Mr Shapps said his main aim was to rebuild the economy so it was the biggest in Europe by 2050 and tackle the country’s cost of living crisis.
He ruled out a general election and said he would produce an emergency budget, instructing his chancellor to cut personal tax for the most vulnerable and giving state support to firms with high levels of energy consumption, as reported by The Sunday Times.
The 53-year-old, who is the MP for Welwyn Hatfield, also fired a broadside at his leadership rivals and suggested he has always been loyal to Boris Johnson.
He said: “I have not spent the last few turbulent years plotting or briefing against the prime minister. I have not been mobilising a leadership campaign behind his back. I tell you this: for all his flaws – and who is not flawed? – I like Boris Johnson. I have never, for a moment, doubted his love of this country.”
Mr Shapps has been a keen supporter of the prime minister and helped him win the leadership contest in 2019, as well as publicly backing him on multiple ocassions.
He added: “It is easy to criticise Boris after keeping one’s head down for years while being happy to benefit from his patronage. I am glad that I did not do that.
“Even as the skies darkened over his premiership, often because of errors committed by him, I hoped he could pull it back. Because in losing him, we would lose a man who makes a unique connection with people.”
Despite his support for Mr Johnson, the transport secretary signalled that if he won the leadership contest it would be a return to more traditional Tory values around lower taxation and a smaller state.
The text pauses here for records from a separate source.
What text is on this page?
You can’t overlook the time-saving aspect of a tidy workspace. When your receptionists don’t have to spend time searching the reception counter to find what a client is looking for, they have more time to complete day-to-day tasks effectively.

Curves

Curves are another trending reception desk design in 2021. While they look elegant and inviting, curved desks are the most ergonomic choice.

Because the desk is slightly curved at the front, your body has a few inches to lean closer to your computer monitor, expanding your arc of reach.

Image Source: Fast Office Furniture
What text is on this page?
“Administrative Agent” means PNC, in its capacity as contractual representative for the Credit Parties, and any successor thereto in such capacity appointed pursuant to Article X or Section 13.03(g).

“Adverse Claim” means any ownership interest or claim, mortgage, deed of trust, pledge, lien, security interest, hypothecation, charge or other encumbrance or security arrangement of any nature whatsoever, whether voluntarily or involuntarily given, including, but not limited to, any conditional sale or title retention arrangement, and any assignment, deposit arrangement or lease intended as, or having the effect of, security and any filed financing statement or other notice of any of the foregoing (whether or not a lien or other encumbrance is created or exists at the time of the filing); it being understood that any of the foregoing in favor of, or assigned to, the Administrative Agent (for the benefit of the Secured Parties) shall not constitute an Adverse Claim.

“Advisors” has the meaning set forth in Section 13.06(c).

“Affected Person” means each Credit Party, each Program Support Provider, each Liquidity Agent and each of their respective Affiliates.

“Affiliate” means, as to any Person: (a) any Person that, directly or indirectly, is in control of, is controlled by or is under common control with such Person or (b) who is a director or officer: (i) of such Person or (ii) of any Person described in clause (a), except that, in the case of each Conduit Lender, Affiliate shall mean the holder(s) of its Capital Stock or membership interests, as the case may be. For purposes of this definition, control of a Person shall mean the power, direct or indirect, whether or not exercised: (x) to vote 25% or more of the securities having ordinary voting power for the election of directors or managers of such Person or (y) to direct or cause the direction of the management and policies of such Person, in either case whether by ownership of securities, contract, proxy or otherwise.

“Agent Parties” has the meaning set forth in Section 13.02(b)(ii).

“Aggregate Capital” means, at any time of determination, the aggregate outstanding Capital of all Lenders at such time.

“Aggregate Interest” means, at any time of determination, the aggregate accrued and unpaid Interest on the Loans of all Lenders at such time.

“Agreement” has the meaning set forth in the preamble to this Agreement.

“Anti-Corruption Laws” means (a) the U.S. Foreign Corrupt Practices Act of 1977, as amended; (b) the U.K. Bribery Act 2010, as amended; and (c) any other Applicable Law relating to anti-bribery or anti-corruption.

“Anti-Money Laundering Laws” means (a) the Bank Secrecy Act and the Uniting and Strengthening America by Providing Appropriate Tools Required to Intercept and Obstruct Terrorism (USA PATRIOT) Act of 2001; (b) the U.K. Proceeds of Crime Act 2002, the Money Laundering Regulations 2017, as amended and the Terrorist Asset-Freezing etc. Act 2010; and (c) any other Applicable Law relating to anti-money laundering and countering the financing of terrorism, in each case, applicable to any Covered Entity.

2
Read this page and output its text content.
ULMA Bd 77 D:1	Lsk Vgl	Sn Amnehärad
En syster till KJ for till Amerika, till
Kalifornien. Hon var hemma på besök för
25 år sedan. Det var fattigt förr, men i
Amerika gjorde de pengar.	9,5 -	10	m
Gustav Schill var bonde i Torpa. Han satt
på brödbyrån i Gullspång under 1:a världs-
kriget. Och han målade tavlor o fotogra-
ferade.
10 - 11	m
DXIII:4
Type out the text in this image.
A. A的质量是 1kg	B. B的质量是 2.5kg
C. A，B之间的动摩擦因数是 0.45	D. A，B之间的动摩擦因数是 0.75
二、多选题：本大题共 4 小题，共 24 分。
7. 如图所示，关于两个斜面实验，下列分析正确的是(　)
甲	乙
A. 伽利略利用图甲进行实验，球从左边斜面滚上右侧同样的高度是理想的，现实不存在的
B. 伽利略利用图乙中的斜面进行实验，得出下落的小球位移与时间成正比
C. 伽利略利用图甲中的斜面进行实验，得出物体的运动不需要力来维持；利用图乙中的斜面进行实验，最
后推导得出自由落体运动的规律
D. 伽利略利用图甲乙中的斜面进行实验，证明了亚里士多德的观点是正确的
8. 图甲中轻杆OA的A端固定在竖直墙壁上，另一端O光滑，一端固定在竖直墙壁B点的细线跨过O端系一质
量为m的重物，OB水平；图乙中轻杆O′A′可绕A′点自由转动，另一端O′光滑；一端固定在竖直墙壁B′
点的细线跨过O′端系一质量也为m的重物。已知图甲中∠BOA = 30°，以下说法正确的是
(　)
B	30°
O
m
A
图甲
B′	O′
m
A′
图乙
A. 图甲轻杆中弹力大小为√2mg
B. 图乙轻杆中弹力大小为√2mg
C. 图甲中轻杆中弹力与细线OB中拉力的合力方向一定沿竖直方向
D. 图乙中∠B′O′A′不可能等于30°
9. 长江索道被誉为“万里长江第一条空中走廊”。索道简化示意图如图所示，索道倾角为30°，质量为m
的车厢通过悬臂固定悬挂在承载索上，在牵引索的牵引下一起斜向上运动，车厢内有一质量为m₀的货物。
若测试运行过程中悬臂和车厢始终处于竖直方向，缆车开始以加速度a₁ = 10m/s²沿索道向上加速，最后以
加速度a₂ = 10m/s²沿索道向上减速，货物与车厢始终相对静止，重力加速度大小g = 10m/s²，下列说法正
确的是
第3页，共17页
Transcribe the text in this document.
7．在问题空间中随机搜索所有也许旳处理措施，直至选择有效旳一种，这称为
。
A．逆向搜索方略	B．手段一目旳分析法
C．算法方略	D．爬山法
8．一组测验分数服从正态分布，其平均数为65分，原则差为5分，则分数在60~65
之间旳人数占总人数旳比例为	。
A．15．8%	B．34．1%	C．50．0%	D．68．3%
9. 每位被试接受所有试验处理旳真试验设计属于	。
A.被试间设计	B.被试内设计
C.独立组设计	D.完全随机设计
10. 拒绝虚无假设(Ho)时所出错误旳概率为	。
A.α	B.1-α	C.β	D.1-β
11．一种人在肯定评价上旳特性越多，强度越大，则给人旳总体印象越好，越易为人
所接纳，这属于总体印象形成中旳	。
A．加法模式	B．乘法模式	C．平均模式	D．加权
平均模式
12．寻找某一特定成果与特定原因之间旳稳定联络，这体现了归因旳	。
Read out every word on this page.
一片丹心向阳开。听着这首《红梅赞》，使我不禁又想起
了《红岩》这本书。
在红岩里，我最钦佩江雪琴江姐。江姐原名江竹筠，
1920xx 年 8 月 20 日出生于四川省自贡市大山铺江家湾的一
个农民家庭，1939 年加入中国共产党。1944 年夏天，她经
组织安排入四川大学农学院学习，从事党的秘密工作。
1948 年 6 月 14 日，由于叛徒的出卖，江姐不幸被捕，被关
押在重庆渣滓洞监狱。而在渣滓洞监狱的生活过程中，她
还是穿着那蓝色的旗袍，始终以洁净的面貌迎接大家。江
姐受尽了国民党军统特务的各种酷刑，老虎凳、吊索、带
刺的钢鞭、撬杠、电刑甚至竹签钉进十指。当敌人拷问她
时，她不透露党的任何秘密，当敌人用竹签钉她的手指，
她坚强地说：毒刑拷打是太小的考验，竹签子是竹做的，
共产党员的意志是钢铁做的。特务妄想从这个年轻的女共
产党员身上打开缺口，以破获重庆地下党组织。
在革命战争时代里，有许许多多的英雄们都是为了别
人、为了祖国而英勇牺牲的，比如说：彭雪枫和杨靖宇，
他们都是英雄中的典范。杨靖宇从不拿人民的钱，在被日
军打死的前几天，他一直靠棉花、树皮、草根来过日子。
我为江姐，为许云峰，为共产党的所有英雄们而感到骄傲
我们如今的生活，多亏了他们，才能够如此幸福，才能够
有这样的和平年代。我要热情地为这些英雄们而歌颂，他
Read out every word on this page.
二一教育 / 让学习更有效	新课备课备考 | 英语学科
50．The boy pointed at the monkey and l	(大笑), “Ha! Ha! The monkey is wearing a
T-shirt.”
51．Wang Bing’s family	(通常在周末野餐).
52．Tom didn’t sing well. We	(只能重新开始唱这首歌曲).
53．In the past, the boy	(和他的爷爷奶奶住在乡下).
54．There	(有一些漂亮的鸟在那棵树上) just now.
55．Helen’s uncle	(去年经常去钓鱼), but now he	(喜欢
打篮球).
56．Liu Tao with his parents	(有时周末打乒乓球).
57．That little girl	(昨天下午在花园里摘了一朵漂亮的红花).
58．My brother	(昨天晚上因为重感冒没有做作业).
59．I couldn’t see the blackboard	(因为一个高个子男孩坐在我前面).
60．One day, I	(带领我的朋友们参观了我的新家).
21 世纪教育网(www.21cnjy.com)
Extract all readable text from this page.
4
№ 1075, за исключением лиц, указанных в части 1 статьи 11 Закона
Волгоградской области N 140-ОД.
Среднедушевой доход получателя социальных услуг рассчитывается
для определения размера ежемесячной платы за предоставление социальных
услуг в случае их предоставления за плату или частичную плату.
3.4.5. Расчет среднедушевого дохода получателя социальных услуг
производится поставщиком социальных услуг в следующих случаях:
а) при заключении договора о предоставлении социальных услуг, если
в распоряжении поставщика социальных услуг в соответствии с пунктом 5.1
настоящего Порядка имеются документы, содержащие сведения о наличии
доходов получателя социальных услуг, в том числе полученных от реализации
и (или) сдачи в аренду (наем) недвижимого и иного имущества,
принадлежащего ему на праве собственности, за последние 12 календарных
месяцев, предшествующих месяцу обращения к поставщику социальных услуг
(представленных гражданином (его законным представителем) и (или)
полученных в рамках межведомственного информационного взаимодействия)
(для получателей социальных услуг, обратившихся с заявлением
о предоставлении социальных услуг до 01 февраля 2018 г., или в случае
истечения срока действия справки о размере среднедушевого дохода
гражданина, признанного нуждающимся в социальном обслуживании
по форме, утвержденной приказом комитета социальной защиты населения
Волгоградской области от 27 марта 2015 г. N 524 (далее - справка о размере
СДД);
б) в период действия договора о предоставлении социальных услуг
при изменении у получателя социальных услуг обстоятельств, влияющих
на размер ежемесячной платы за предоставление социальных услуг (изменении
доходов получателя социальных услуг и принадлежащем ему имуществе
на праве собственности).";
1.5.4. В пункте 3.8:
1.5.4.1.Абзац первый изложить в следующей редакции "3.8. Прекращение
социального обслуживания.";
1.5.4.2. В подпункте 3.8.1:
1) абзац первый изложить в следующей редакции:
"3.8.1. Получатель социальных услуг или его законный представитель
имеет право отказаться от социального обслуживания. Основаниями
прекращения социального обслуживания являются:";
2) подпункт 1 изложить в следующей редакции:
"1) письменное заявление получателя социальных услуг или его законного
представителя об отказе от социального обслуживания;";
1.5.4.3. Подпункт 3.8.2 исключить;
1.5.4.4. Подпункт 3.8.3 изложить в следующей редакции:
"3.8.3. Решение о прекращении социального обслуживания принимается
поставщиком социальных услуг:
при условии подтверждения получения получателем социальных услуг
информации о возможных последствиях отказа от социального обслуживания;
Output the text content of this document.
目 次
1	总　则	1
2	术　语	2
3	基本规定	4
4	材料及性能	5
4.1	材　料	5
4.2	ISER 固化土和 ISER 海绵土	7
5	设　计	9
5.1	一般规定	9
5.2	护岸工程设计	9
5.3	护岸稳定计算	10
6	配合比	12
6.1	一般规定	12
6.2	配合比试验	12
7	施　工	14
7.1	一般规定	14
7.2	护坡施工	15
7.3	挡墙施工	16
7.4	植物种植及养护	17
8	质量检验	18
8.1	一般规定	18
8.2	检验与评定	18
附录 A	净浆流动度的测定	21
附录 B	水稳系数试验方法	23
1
He said: “I do think we have lost sight of what we should be about as a Conservative government. We should trust people and allow them to spend their money as they wish.
“We must map a clear path to lower taxes, not just expressing good intentions. Covid witnessed a necessary and extraordinary expansion of state spending and a quite unprecedented level of state interference in people’s private lives. As Conservatives, we should tolerate the unnecessary continuation of neither.”
His declaration comes after defence secretary Ben Wallace ruled himself out of the Conservative Party leadership contest despite his status as favourite among the Tory grassroots. Brexiteer Steve Baker also said he would not stand.
In addition to Mr Shapps, Rishi Sunak and Suella Braverman, ex-minister Kemi Badenoch and Tom Tugendhat have launched their own bids.
Foreign secretary Liz Truss, trade minister Penny Mordaunt, chancellor Nadhim Zahawi, and former health secretaries Sajid Javid and Jeremy Hunt are also expected to launch their own bids imminently.